No dia 2 de março, o grupo se reuniu com a coordenadora responsável no assentamento. Felipe disse que a resposta dada por ela às famílias foi que não haveria garantias sobre a continuidade da unidade escolar e, mesmo que houvesse, não existia previsão para o início do calendário letivo, que deveria ter começado ontem (06). Já Gislaine falou que não havia nenhuma ordem de fechamento e explicou que precisava ouvir a palavra do secretário sobre o tema. “A escola não existe ainda legalmente, é um anexo a outra que existe a 135 quilômetros. Queríamos ver a situação e negociar para uma mais perto, porque ela foi aberta com uma proposta de alunos e nunca se efetivou”, argumentou.
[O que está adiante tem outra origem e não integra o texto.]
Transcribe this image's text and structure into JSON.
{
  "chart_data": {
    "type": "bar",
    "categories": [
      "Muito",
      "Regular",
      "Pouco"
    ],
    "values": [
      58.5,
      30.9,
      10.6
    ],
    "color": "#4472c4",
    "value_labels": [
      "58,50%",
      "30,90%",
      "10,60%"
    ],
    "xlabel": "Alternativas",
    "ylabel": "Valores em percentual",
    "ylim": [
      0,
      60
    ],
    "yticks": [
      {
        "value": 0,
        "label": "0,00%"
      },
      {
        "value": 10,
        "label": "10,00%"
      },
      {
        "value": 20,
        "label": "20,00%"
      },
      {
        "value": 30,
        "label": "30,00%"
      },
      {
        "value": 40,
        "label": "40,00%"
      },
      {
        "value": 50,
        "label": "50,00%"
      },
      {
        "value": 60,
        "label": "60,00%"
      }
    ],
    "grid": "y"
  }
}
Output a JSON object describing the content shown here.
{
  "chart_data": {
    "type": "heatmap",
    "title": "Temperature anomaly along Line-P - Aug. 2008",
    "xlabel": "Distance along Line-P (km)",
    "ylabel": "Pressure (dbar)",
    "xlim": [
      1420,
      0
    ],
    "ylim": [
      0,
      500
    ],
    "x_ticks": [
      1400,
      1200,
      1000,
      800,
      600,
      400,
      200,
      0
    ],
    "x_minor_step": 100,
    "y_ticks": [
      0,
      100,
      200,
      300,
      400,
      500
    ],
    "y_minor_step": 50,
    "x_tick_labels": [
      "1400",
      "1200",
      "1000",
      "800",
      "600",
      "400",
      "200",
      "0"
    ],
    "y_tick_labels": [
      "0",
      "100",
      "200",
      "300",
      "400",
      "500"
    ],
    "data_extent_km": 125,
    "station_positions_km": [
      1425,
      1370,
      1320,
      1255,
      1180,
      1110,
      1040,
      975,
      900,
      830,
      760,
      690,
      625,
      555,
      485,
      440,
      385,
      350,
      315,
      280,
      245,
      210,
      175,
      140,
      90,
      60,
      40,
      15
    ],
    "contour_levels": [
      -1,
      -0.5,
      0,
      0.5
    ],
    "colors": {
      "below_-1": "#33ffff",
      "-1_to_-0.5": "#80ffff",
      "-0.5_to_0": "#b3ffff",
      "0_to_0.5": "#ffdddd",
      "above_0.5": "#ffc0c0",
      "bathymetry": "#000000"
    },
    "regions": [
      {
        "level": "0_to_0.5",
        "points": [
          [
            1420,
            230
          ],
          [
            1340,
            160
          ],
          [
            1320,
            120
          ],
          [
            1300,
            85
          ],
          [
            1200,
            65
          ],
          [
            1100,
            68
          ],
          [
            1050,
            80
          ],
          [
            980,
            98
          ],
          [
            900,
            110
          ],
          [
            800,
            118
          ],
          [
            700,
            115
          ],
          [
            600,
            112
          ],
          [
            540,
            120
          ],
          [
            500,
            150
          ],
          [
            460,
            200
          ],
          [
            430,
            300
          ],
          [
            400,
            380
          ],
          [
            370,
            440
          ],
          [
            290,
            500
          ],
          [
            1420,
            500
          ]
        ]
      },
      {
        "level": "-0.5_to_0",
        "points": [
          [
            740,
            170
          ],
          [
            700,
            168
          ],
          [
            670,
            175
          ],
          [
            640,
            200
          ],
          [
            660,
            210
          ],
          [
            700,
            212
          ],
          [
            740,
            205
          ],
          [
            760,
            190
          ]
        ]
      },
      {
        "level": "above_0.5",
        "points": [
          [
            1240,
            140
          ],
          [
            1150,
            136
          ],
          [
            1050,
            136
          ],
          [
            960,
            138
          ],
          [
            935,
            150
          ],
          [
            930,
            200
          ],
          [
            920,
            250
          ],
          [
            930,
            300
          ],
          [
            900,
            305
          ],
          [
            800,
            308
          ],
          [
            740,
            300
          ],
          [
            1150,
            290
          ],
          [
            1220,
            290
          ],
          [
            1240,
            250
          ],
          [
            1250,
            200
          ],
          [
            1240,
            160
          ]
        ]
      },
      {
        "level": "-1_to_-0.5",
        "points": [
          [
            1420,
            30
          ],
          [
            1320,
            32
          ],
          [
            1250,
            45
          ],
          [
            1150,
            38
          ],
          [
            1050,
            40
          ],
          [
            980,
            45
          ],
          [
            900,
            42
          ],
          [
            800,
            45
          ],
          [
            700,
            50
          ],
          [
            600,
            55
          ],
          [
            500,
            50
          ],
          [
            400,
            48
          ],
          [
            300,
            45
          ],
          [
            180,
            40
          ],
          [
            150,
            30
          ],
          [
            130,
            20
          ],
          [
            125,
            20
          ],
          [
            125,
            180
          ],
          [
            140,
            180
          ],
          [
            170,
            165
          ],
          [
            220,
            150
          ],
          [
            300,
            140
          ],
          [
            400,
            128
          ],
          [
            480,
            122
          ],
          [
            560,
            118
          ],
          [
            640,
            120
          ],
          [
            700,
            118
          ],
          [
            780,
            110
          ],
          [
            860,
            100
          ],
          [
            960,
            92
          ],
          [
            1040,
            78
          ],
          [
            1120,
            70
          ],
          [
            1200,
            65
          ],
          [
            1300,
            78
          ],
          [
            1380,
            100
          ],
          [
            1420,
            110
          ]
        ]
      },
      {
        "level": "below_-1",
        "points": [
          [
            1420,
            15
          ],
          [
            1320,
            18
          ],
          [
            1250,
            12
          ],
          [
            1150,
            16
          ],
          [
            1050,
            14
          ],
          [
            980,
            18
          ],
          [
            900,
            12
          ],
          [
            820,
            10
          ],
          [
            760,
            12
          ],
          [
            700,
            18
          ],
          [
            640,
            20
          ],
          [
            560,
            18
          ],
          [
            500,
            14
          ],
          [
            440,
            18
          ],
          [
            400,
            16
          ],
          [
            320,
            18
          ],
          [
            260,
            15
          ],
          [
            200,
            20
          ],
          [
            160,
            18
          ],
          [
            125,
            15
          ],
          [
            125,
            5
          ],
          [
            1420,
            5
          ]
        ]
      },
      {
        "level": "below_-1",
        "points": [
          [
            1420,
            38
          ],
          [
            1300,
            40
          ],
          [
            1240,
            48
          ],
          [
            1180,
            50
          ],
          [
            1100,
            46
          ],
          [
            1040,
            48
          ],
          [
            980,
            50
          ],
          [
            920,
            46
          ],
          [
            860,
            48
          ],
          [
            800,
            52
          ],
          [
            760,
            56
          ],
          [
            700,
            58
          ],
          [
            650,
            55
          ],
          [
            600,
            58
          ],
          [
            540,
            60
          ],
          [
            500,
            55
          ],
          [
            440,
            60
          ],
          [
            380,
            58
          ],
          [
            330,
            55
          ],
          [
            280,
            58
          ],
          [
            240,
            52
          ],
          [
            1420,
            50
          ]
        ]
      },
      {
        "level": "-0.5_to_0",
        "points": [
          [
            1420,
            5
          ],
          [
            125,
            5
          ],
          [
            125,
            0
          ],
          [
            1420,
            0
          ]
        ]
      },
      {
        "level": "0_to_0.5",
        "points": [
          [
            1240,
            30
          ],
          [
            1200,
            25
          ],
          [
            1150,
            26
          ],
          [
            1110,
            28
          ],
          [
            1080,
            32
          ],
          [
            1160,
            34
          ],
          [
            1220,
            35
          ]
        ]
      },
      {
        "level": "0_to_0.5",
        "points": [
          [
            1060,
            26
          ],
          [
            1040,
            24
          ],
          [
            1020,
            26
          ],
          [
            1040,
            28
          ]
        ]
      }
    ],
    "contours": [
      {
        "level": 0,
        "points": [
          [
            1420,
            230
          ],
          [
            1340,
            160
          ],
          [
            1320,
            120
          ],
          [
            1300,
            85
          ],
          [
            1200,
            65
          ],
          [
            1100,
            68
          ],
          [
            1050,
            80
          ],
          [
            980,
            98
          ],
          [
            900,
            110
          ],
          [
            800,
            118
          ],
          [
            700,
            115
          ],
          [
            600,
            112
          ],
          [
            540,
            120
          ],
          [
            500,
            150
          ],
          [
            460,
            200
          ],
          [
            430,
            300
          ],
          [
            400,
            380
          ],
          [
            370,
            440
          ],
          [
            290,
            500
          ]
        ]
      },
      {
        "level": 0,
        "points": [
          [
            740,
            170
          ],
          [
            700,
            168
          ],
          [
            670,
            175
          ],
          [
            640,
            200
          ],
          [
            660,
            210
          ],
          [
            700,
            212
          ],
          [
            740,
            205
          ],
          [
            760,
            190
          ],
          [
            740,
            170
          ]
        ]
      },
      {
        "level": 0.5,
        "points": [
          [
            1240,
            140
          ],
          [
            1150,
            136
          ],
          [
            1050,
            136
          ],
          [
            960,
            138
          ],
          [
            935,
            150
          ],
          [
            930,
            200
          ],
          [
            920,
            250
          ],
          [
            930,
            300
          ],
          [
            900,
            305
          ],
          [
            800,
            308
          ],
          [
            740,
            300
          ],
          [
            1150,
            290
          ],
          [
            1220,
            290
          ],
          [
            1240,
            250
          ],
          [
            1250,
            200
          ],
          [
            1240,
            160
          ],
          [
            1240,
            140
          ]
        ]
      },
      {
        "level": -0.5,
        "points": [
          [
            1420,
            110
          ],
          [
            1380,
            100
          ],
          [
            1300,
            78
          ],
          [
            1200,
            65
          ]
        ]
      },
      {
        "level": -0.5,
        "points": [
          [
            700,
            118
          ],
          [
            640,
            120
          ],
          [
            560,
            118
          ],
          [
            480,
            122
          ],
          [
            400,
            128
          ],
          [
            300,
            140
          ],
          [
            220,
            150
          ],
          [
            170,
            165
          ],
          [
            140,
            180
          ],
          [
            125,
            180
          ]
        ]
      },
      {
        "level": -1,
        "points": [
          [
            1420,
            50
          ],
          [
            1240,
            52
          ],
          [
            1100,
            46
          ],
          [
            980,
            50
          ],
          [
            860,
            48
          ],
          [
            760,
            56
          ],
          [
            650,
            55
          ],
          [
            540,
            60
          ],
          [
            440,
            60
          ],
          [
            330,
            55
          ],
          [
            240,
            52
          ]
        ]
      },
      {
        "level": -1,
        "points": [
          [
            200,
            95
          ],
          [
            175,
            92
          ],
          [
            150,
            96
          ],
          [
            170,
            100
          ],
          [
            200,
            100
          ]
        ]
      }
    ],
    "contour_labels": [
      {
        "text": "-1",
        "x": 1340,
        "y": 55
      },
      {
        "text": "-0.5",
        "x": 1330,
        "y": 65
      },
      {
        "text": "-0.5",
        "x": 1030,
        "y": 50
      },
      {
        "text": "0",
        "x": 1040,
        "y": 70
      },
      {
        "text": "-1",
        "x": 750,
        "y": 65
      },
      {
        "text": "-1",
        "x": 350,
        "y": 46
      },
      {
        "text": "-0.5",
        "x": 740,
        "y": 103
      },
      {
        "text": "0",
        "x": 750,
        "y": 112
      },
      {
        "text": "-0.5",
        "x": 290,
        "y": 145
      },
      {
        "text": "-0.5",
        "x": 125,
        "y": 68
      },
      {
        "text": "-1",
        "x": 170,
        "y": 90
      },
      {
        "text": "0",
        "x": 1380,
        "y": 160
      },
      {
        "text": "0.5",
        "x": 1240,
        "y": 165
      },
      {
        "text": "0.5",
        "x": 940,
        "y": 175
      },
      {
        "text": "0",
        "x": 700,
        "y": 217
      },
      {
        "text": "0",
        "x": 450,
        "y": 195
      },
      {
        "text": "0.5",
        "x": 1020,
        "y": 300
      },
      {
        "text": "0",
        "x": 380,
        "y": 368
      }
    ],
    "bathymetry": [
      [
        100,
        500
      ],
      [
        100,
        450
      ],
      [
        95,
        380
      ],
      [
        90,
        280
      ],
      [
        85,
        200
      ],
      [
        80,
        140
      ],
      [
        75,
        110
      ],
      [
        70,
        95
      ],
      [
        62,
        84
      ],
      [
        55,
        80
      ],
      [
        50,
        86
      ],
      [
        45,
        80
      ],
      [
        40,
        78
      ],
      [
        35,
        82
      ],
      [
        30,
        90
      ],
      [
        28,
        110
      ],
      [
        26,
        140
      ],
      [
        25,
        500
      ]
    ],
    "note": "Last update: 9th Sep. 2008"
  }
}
O residente do assentamento afirmou que, este ano, 18 alunos estão matriculados na Unidade Escolar Madre Terra, contrariando informações apresentadas pela coordenadora de que haveria apenas 12 crianças. Após a assinatura do documento por parte da CRE, ele afirmou que a comunidade espera que seja cumprido o que foi acordado e seguirá mobilizada na luta.

Apoio do Cpers

O ato teve apoio de integrantes dos 23º e 41º Núcleos do Cpers - Sindicato. Juca Sampaio repudiou a atitude da coordenadoria, afirmando que esse tipo de política destrói o ensino público e só serve para que se tenha menos cidadania e mais crianças fora da escola. “Não existe uma razão que justifique essa atitude da CRE a não ser aquela de otimizar os recursos por causa de um projeto neoliberal. Eles querem cortar recursos da educação, não importando que crianças fiquem sem escola, mas a função do Estado é dar ensino público, saúde e segurança para todos”, destacou.